KEY POINTS:
A stock market listing for co-operative dairy giant Fonterra would be hard to sell to farmer owners, says Dairy Farmers of New Zealand.
Fonterra chairman Henry van der Heyden yesterday refused to comment on speculation that the dairy company had settled on two options as part of its capital structure review - both involving a partial listing.
In a statement van der Heyden said he was sticking to a promise not to discuss the review publicly before talking to farmers.
Fonterra's board is expected to present capital structure options and its preference at a special shareholder meeting in November.
Dairy Farmers chairman Frank Brenmuhl said feedback from farmers was that they would need a very good reason to devolve any control of Fonterra.
"There would need to be more than just a dollar in it because the reason why Fonterra is New Zealand's biggest company is because it has been a co-operative," Brenmuhl said.
Splitting out part of Fonterra into a separate business could create mixed loyalties, he said.
A separate brands business might find the easiest way to boost profits was to reduce the costs of its inputs, he said.
"In this case the major input is milk so farmers are always nervous when you run into that kind of scenario."
It was too early to say whether a radical change to the capital structure of Fonterra could win the support of farmers, Brenmuhl said.
"When payouts are good farmers are more likely to vote for the status quo," he said.
Fonterra's payout last season was $4.46 per kilogram of milk solids, with a record forecast payout of $6.40 this season.
The NZX - which has seen several bigger companies depart in the past five years - would likely welcome any form of listing by Fonterra.
New Zealand Exchange head of markets Geoff Brown said the NZAX had to be developed so a wider range of organisations could come to market.

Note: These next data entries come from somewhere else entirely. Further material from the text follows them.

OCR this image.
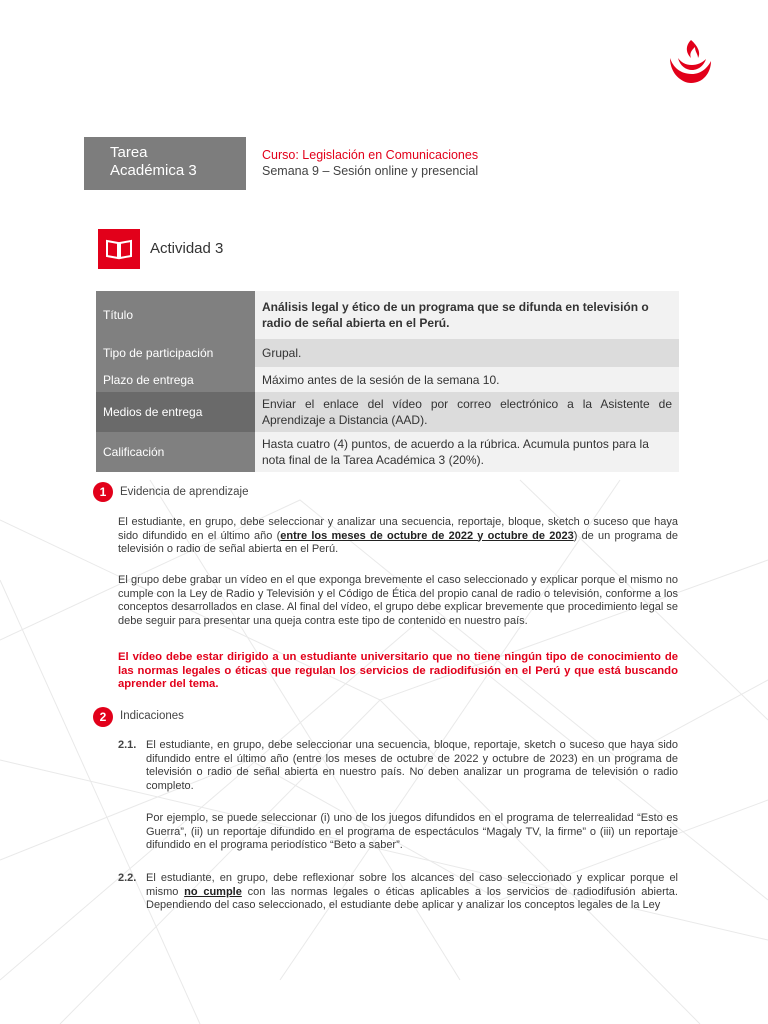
Tarea
Académica 3
Curso: Legislación en Comunicaciones
Semana 9 – Sesión online y presencial
Actividad 3
Título	Análisis legal y ético de un programa que se difunda en televisión o radio de señal abierta en el Perú.
Tipo de participación	Grupal.
Plazo de entrega	Máximo antes de la sesión de la semana 10.
Medios de entrega	Enviar el enlace del vídeo por correo electrónico a la Asistente de Aprendizaje a Distancia (AAD).
Calificación	Hasta cuatro (4) puntos, de acuerdo a la rúbrica. Acumula puntos para la nota final de la Tarea Académica 3 (20%).
1	Evidencia de aprendizaje
El estudiante, en grupo, debe seleccionar y analizar una secuencia, reportaje, bloque, sketch o suceso que haya sido difundido en el último año (entre los meses de octubre de 2022 y octubre de 2023) de un programa de televisión o radio de señal abierta en el Perú.
El grupo debe grabar un vídeo en el que exponga brevemente el caso seleccionado y explicar porque el mismo no cumple con la Ley de Radio y Televisión y el Código de Ética del propio canal de radio o televisión, conforme a los conceptos desarrollados en clase. Al final del vídeo, el grupo debe explicar brevemente que procedimiento legal se debe seguir para presentar una queja contra este tipo de contenido en nuestro país.
El vídeo debe estar dirigido a un estudiante universitario que no tiene ningún tipo de conocimiento de las normas legales o éticas que regulan los servicios de radiodifusión en el Perú y que está buscando aprender del tema.
2	Indicaciones
2.1. El estudiante, en grupo, debe seleccionar una secuencia, bloque, reportaje, sketch o suceso que haya sido difundido entre el último año (entre los meses de octubre de 2022 y octubre de 2023) en un programa de televisión o radio de señal abierta en nuestro país. No deben analizar un programa de televisión o radio completo.
Por ejemplo, se puede seleccionar (i) uno de los juegos difundidos en el programa de telerrealidad “Esto es Guerra”, (ii) un reportaje difundido en el programa de espectáculos “Magaly TV, la firme” o (iii) un reportaje difundido en el programa periodístico “Beto a saber”.
2.2. El estudiante, en grupo, debe reflexionar sobre los alcances del caso seleccionado y explicar porque el mismo no cumple con las normas legales o éticas aplicables a los servicios de radiodifusión abierta. Dependiendo del caso seleccionado, el estudiante debe aplicar y analizar los conceptos legales de la Ley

"Specifically when we looked at that the co-op sector was one of the things which was an obvious standout. The rural sector is not that well represented and anything that we can do that sees an increase in the number of rural companies that are listed would be of benefit."
National Bank rural economist Kevin Wilson said three main alternatives available to Fonterra included keeping the co-operative in its current form, possibility with internal tradeable shares for farmers, and developing a new generation co-operative with two classes of shares - one for farmer ownership and another for investors.
"So you have some tradeability but you firmly retain control."
A third option was some form of market listing, he said.
The key issue for Fonterra was one of shareholder choice - did farmers want a global food business or at the other end of the scale a New Zealand-based commodity co-operative?
"If they don't want to grow as fast or don't want to grow any further then arguably the need for additional capital is substantially reduced," Wilson said.
Often companies did not make changes until they were in crisis "but some of the underlying issues here appear to be big enough that they need to be addressed regardless of what the payout is", he added.
Fonterra had built very little buffer of permanent capital - usually used by co-operatives to manage redemption risks.
"You build permanent capital by retaining profits and Fonterra in its history so far have basically paid out most of the profit as milk price," Wilson said.